Если деятельность Арины Петровны была все же деятельностью, действованием, то деятельность Иудушки, богатого помещика, владельца большого имения, все больше и больше становится «деловым бездельничеством», в духе которого он воспитывался, будучи петербургским чиновником. Этот чиновник-помещик погрязает в пустяках и мелочах, заводя и в своем помещичьем хозяйстве пустопорожние порядки департамента какого-нибудь министерства. Самодержавная власть помещицы-хозяйки заменяется бумажным, мертвым бюрократическим управлением по принципу: «Раззорю!» Одна за другой рвутся все связи Порфирия Головлева с живым миром — и с отпрысками головлевского семейства, и с собственным хозяйством, и с тем миром крестьянской жизни, «перекатной голи», который двигался и дышал где-то поблизости. И, наконец, дело доходит до того, что свои помещичьи вожделения, свои «праздные помещичьи идеалы» оп уже удовлетворяет в мире «мертвых душ», в обществе покойной Арины Петровны или старого Ильи, «который еще при папеньке, Владимире Михайловиче, старостой служил и давным-давно на кладбище схоронен». Иудушка, в ужасе перед жизнью, все дальше и дальше уходит от мира действительного в мир фантастический, создаваемый его воображением, в мир неразумия, абсурда, гротеска, в мир призраков. Стелет и стелет он «свою бесконечную паутину, по временам переходя в какую-то неистовую фантастическую оргию», оргию пустословия и праздномыслия.
Между тем жизнь давала о себе знать. Если Арина Петровна не мыслила себе иного существования, кроме головлевского «самодержавия» помещицы-крепостницы, если все ее сыновья связаны с Головлевым нерасторжимой цепью и фатально принуждены возвратиться в лоно семейного гнезда, чтобы там погибнуть, молодое поколение головлевской семьи жаждет вырваться из головлевского «гроба», стремится к иной жизни, к созиданию какого-то иного мира путем собственного, «личного» труда. Но судорожные, болезненные попытки эти обречены на неудачу, желание самостоятельного жизнеустройства, «личного труда», не подкрепленное способностью, умением трудиться, подорванное в самом корне головлевским «прахом», оборачивается неизбежным «умертвием». «Перспектива труда», и для них, как и для их отцов, оказывается закрытой. Одни из них мучительно погибают, не надеясь ни на что, не видя выхода, как кончают Володя и Любинька, другие, как Петя и Аннинька, пытаются найти сочувствие в головлевском семейном гнезде.
Но и в этом случае, как всегда, Иудушка, человек, лишенный нравственного мерила, оказывался, так сказать, на высоте своего празднословия, скрываясь от всех жизненных ударов в призрачный, фантастический мир.

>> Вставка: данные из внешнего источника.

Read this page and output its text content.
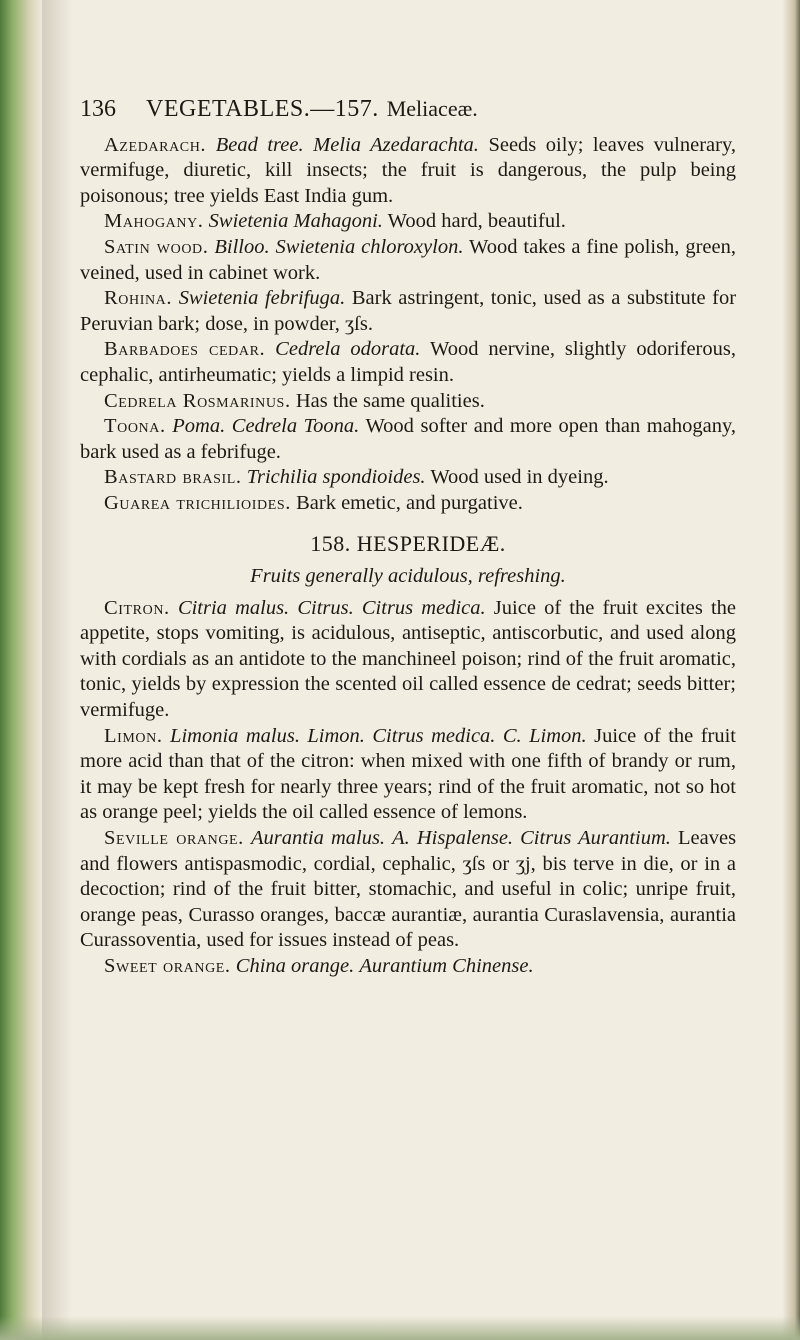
136 VEGETABLES.—157. Meliaceæ.

Azedarach. Bead tree. Melia Azedarachta. Seeds oily; leaves vulnerary, vermifuge, diuretic, kill insects; the fruit is dangerous, the pulp being poisonous; tree yields East India gum.

Mahogany. Swietenia Mahagoni. Wood hard, beautiful.

Satin wood. Billoo. Swietenia chloroxylon. Wood takes a fine polish, green, veined, used in cabinet work.

Rohina. Swietenia febrifuga. Bark astringent, tonic, used as a substitute for Peruvian bark; dose, in powder, ʒſs.

Barbadoes cedar. Cedrela odorata. Wood nervine, slightly odoriferous, cephalic, antirheumatic; yields a limpid resin.

Cedrela Rosmarinus. Has the same qualities.

Toona. Poma. Cedrela Toona. Wood softer and more open than mahogany, bark used as a febrifuge.

Bastard brasil. Trichilia spondioides. Wood used in dyeing.

Guarea trichilioides. Bark emetic, and purgative.

158. HESPERIDEÆ.
Fruits generally acidulous, refreshing.

Citron. Citria malus. Citrus. Citrus medica. Juice of the fruit excites the appetite, stops vomiting, is acidulous, antiseptic, antiscorbutic, and used along with cordials as an antidote to the manchineel poison; rind of the fruit aromatic, tonic, yields by expression the scented oil called essence de cedrat; seeds bitter; vermifuge.

Limon. Limonia malus. Limon. Citrus medica. C. Limon. Juice of the fruit more acid than that of the citron: when mixed with one fifth of brandy or rum, it may be kept fresh for nearly three years; rind of the fruit aromatic, not so hot as orange peel; yields the oil called essence of lemons.

Seville orange. Aurantia malus. A. Hispalense. Citrus Aurantium. Leaves and flowers antispasmodic, cordial, cephalic, ʒſs or ʒj, bis terve in die, or in a decoction; rind of the fruit bitter, stomachic, and useful in colic; unripe fruit, orange peas, Curasso oranges, baccæ aurantiæ, aurantia Curaslavensia, aurantia Curassoventia, used for issues instead of peas.

Sweet orange. China orange. Aurantium Chinense.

Пожалуй, лишь одно событие заставило Иудушку поколебаться, ощутить, что живой-то мир в самом деле существует, что мир этот может диктовать какие-то свои условия, что он не укладывается в стройную систему пустых слов. Это событие — неожиданная беременность Евпраксеюшки. «Это была совсем новая узда, которую в первый раз в жизни узнало его праздномыслие». Бунт Евпраксеюшки, матери, потерявшей сына, — бунт примитивного, недалекого существа, и бунт-то нелепый, примитивный, но — бунт жизни против смерти. Однако и в этом случае, в борьбе живого и мертвого, побеждает мертвое, побеждает Иудушка, опять-таки скрываясь за паутину слов, за привычный обряд. И недаром в этот момент окончательного преодоления Иудушкой человеческих чувств, чувств отца, чудится головлевской приживалке Улитушке, что перед ней не человек, а сатана.